The nurses were very overworked but all were fine, I didn't experience any snappiness, though other patients said there were good and bad eggs, just like anywhere I guess. One day was awful, the day I asked to see a doctor about pain relief, a nurse asked repeatedly on my behalf over 7 hours for the doctor to see me. They never came. Apparently this same doctor spent the whole of the day shift making excuses and not turning up where they were needed. There are many tasks nurse are not allowed to do, if the doctor won't come and do them it's the nurses who get the blame and patients who suffer and/or can't be discharged.
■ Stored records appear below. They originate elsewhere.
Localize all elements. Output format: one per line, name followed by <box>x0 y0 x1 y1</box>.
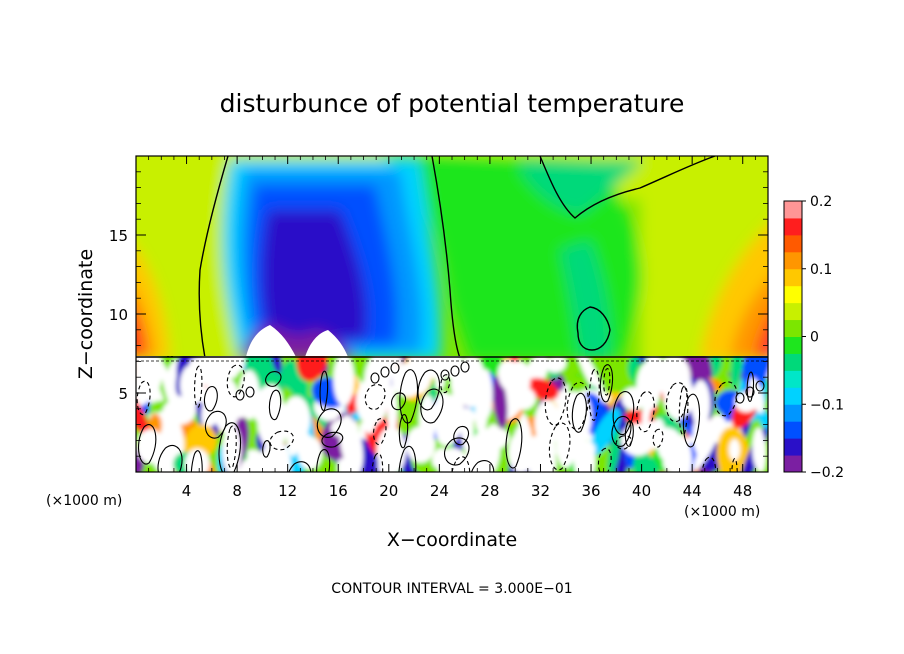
chart-title: disturbunce of potential temperature <box>220 89 685 118</box>
x-axis: 4 8 12 16 20 24 28 32 36 40 44 48 <box>148 156 756 500</box>
colorbar-segment <box>784 404 802 422</box>
colorbar-segment <box>784 455 802 473</box>
colorbar-segment <box>784 217 802 236</box>
colorbar-segment <box>784 268 802 287</box>
colorbar-labels: 0.2 0.1 0 −0.1 −0.2 <box>802 194 844 481</box>
colorbar-segment <box>784 353 802 371</box>
y-tick-label: 15 <box>109 227 128 245</box>
x-axis-label: X−coordinate <box>387 529 517 551</box>
lower-field <box>136 356 768 472</box>
y-axis-label: Z−coordinate <box>75 249 97 379</box>
colorbar-segment <box>784 421 802 439</box>
colorbar-tick-label: −0.1 <box>810 397 844 413</box>
x-unit-label-right: (×1000 m) <box>684 504 760 520</box>
x-tick-label: 16 <box>329 482 348 500</box>
x-tick-label: 44 <box>683 482 702 500</box>
colorbar-segment <box>784 370 802 388</box>
x-tick-label: 40 <box>632 482 651 500</box>
x-unit-label-left: (×1000 m) <box>46 493 122 509</box>
y-tick-label: 5 <box>118 385 128 403</box>
colorbar-tick-label: −0.2 <box>810 465 844 481</box>
colorbar-tick-label: 0.2 <box>810 194 832 210</box>
colorbar <box>784 201 802 473</box>
colorbar-segment <box>784 438 802 456</box>
upper-contours <box>198 156 716 359</box>
colorbar-segment <box>784 201 802 219</box>
colorbar-segment <box>784 387 802 405</box>
x-tick-label: 24 <box>430 482 449 500</box>
x-tick-label: 4 <box>182 482 192 500</box>
colorbar-segment <box>784 302 802 321</box>
plot-area <box>136 156 768 472</box>
x-tick-label: 48 <box>733 482 752 500</box>
colorbar-tick-label: 0 <box>810 330 819 346</box>
x-tick-label: 12 <box>278 482 297 500</box>
colorbar-segment <box>784 285 802 304</box>
x-tick-label: 28 <box>480 482 499 500</box>
colorbar-tick-label: 0.1 <box>810 262 832 278</box>
x-tick-label: 20 <box>379 482 398 500</box>
x-tick-label: 32 <box>531 482 550 500</box>
colorbar-segment <box>784 336 802 354</box>
x-tick-label: 36 <box>581 482 600 500</box>
colorbar-segment <box>784 251 802 270</box>
y-tick-label: 10 <box>109 306 128 324</box>
upper-field <box>136 156 768 356</box>
colorbar-segment <box>784 319 802 337</box>
colorbar-segment <box>784 234 802 253</box>
x-tick-label: 8 <box>232 482 242 500</box>
contour-interval-note: CONTOUR INTERVAL = 3.000E−01 <box>331 581 572 597</box>
y-axis: 5 10 15 <box>109 171 768 457</box>
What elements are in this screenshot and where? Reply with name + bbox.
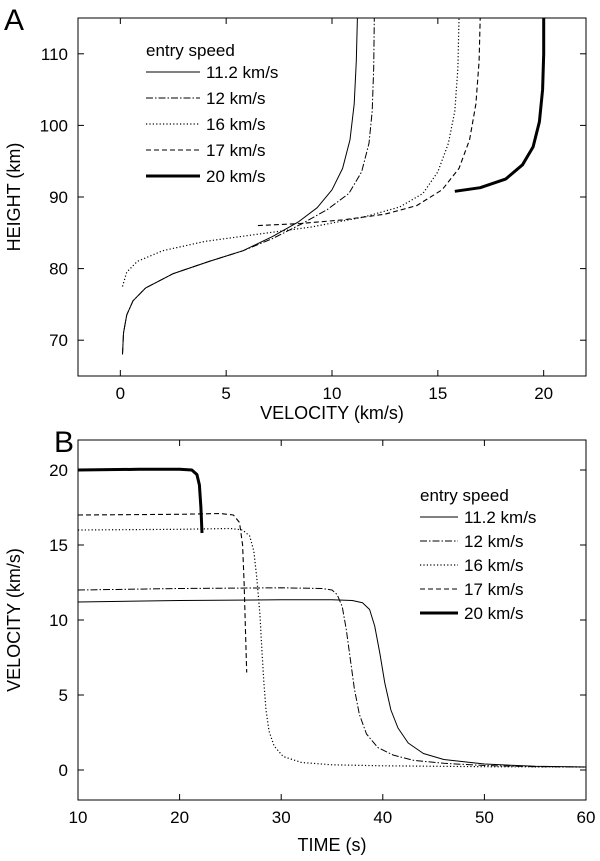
panel-b-legend: entry speed 11.2 km/s 12 km/s 16 km/s 17 km… <box>420 486 536 623</box>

I don't know why this doctor allegedly did this, or how they get away with it but it resulted in a lot of angry patients and frustrated nurses. Patients obviously don't understand the intricate, arcane workings of the nhs, and are often not at their sharpest and do tend to blame the nurses. The nurses patiently explain but it's a nightmare for all concerned, no wonder tempers get frayed... In this case the night shift doctor had to spend all night catching up with what hadn't been done in the day, plus what needed doing that night. A lot of the time it's things like this that delay people going home, pissing them off and wasting precious beds.

They could help their PR a bit though... Unless you've been in hospital as lot or work or know someone who works for the NHS, you're not going to know, believe, or want to believe how things work.

A classic example. My final resting place bed wise was a bay from which I could see and hear all went on at the nursing station. I often overheard converations, sometimes about me, this is what helped get me home so quick in the end.

Anyway, at the moment I don't sleep brilliantly due to the pain and don't sleep well in hospital anyway. I woke up yesterday morning in pain and asked for oromorph. I was told there was only three of them on and the nurse qualified to dish out medicine wouldn't have time. Sorry but no, I could try again later. I could see four nurses due to start the next shift joking and laughing at the nurses station. They weren't on yet and couldn't do anything until things had been formally handed over, apparently.

Whatever,

I'm in pain and have just been told there is no one available to help, of course it's going to look bad. That's bad PR.

So I'm ranting about it. And I'm often talking to patients, nurses, ambulance drivers, doctors etc and they all have something to say and often agree. I think as many people as possible should all blog their experiences, views and ideas in one place myhealth-sw which is agressivley marketed and always in the media, so views really make a difference.

If you can't or don't want to start your own blog please ad your news and views as comments to the relevent blogs post, or email it to me to post, or visit us on facebook or whatever. Please always try and get the myhealth+region.blogspot.url and link to and from www.blogverse.com.

That's surely enough for now. There's more to say but my brains melting.